Tiga Bank BUMN Berutang ke Cina
Tiga Bank BUMN, BNI, Mandiri, dan BRI mengajukan utang ke China Development Bank (CDB) dengan total pinjaman US$ 3 miliar. Masing-masing bank plat merah itu mendapat US$ 1 miliar. Kesepakatan pengajuan utang tersebut diinisiasi oleh Kementerian BUMN tanpa sepengetahuan DPR RI.
Wakil Ketua Komisi VI DPR RI Heri Gunawan, Rabu (23/9), mengungkapkan, jangka waktu pinjaman itu selama sepuluh tahun dengan komposisi 30 persen dalam mata uang renminbi dan 70 persen dalam dolar Amerika. “Sungguh sangat disayangkan, keputusan itu seperti mencederai semangat pembahasan RUU BUMN yang sedang berlangsung, dimana salah satu poin pentingnya adalah penguatan kontrol DPR terhadap setiap aksi korporasi yang strategik dan berisiko besar seperti utang.”
Komisi VI sendiri, kata Heri, belum mendapat penjelasan resmi dari tiga perbankan dan Menteri BUMN seputar apa saja yang tertuang dalam komitmen perjanjian utang tersebut.
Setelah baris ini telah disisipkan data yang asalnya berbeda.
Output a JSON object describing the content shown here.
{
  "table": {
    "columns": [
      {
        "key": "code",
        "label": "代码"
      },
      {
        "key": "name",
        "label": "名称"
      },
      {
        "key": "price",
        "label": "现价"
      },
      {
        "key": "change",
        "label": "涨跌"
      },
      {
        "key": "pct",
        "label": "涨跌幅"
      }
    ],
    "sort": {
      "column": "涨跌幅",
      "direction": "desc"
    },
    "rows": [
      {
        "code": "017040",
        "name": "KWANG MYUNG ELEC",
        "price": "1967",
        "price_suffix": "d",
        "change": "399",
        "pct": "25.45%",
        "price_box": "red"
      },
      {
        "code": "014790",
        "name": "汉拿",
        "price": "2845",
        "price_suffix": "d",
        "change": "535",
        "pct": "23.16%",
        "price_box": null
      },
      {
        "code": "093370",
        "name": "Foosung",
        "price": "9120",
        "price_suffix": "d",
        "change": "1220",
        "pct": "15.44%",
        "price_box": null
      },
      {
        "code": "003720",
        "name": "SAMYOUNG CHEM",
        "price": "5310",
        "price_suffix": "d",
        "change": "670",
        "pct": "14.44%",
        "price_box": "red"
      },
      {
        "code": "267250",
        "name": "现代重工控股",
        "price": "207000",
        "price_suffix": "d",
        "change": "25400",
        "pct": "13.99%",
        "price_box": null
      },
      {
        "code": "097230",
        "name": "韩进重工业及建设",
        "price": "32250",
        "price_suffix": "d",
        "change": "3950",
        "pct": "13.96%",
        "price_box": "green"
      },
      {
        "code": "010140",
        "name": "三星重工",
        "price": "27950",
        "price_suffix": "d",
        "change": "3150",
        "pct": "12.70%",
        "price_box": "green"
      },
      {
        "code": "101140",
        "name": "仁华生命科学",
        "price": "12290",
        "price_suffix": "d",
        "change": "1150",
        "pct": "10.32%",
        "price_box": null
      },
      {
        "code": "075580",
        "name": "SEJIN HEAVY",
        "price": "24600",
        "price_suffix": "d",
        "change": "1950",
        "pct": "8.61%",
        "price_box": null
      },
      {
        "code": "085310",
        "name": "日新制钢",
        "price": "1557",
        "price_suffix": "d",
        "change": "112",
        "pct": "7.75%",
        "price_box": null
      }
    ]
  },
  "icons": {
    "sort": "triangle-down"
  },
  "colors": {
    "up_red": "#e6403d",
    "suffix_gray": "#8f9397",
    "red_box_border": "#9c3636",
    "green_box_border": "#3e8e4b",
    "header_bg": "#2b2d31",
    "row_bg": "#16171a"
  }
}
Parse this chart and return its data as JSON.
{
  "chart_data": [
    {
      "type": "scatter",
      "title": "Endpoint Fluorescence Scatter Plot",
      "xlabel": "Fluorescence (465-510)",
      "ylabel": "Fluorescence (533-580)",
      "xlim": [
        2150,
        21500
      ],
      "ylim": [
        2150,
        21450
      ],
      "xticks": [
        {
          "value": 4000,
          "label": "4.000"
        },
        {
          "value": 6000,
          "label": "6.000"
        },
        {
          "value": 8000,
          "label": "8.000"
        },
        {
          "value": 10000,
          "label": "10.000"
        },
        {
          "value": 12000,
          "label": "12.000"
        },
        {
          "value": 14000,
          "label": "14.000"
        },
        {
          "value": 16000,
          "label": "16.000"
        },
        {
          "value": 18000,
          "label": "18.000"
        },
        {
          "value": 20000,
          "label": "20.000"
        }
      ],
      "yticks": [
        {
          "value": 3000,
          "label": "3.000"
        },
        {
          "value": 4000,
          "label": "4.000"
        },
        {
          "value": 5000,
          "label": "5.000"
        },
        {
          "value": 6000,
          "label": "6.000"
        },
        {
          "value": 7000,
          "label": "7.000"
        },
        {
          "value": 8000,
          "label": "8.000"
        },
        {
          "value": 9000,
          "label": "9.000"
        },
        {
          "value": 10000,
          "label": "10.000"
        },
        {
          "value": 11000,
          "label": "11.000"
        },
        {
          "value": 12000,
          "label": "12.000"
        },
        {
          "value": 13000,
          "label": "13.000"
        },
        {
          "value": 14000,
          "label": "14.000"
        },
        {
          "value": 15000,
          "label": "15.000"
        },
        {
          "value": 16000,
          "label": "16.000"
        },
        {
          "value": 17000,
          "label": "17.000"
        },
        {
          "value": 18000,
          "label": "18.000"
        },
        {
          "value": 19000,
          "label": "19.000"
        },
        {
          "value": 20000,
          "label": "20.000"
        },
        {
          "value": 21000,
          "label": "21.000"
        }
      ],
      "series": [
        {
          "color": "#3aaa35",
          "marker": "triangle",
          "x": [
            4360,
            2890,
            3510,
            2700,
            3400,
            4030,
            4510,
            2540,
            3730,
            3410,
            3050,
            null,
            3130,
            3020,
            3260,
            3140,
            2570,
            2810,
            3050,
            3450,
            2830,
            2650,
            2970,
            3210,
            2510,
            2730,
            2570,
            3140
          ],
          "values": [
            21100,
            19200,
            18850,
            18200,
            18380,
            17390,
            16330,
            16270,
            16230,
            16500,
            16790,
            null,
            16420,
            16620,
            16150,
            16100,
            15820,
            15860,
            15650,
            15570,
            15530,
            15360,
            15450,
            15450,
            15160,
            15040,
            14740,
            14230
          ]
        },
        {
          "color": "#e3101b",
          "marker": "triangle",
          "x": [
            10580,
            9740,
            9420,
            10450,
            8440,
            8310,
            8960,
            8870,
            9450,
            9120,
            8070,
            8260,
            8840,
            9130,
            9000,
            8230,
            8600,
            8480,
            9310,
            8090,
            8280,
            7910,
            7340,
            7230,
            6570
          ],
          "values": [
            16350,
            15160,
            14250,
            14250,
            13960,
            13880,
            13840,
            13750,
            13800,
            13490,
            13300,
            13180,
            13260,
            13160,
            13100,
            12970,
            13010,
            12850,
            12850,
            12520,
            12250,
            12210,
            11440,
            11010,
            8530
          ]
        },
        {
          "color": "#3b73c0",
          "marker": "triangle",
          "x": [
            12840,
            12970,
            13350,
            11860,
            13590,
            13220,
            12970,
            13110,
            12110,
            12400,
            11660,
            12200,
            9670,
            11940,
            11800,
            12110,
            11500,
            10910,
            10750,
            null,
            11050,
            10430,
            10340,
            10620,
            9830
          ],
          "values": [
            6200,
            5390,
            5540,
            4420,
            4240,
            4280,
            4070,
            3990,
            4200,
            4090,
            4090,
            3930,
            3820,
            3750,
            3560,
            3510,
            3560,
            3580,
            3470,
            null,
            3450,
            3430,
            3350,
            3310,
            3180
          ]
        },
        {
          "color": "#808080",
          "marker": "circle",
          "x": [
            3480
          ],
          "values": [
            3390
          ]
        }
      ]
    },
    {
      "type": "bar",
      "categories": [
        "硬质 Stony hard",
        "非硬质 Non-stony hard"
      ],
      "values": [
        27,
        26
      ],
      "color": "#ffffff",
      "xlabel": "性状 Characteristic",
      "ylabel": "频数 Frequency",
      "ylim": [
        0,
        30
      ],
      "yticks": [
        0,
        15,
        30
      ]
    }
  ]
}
Kekhawatiran terhadap risiko utang selalu muncul. Indonesia tentu tidak ingin bila nanti tiba-tiba ketiga perbankan itu menjadi jaminan utang atau tergadai.
“Tanpa kontrol DPR, semua hal bisa saja terjadi. Pemberi utang tentu tidak mau rugi. Tiba-tiba saja, misalnya, sudah terjadi share swap (tukar guling) atau tiba-tiba saja saham ketiga BUMN itu sudah dikuasai asing. Siapa yang tahu,” imbuh politisi Partai Gerindra tersebut. Mestinya, Kementerian BUMN berkonsultasi dahulu dengan DPR sebelum mengajukan pinjaman, karena risikonya juga sangat besar bagi keuangan negara.
Saat ini, lanjut Heri, utang swasta dan BUMN sedang meroket dengan angka yang fantastis. Totalnya di atas 80 persen dari utang luar negeri. “Cara-cara Menteri BUMN yang main putus sepihak ini akan memunculkan banyak spekulasi. Lebih-lebih alasan pinjaman itu ditujukan untuk membiayai proyek infrastruktur yang pembahasannya belum clear dan masih memiliki peluang gagal,” ungkap Heri.
Risiko dari utang jangka panjang itu, jelas Heri, bisa menjalar ke mana-mana. Pertama, akan menggerus pendapatan ketiga BUMN itu, karena harus membayar cicilan pinjaman dalam jangka panjang. otomatis profit dan dividen juga ikut menurun. Itu artinya penerimaan negara dalam jangka panjang ikut berkurang. Kedua, proyek infrastruktur yang belum jelas hingga kini, menyimpan kegagalan. Bila sudah gagal, bagaimana utang itu harus dibayar. Tiga bank BUMN itu akhirnya bisa dijadikan jaminan.
Ketiga, sambung Heri, tingkat pengembalian utang itu sangat bergantung pada proyek infrastruktur. Idealnya, dipastikan dulu proyek infrastruktur itu punya nilai ekonomis yang berimbang. Bila tidak, maka itu hanya jadi beban negara. Politisi dari dapil Jabar IV ini mensinyalir ada dugaan kuat barter proyek dalam kesepakatan tersebut. Selama ini, realisasi proyek yang ditangani Cina banyak bermasalah, seperti proyek listrik 10 MW tahap I dan 2.
Bila kelak proyek infrastruktur itu betul-betul gagal, maka risiko pengembalian utang dari ketiga bank BUMN itu jelas membebani perekonomian negara. “Kalau pada akhirnya gagal, ibarat kata, sudah jatuh tertimpa tangga. Sudah ngutang, proyek gagal, BUMN pun tergadai,” keluh Heri mengakhiri komentarnya. (mh)/foto:iwan armanias/parle/iw.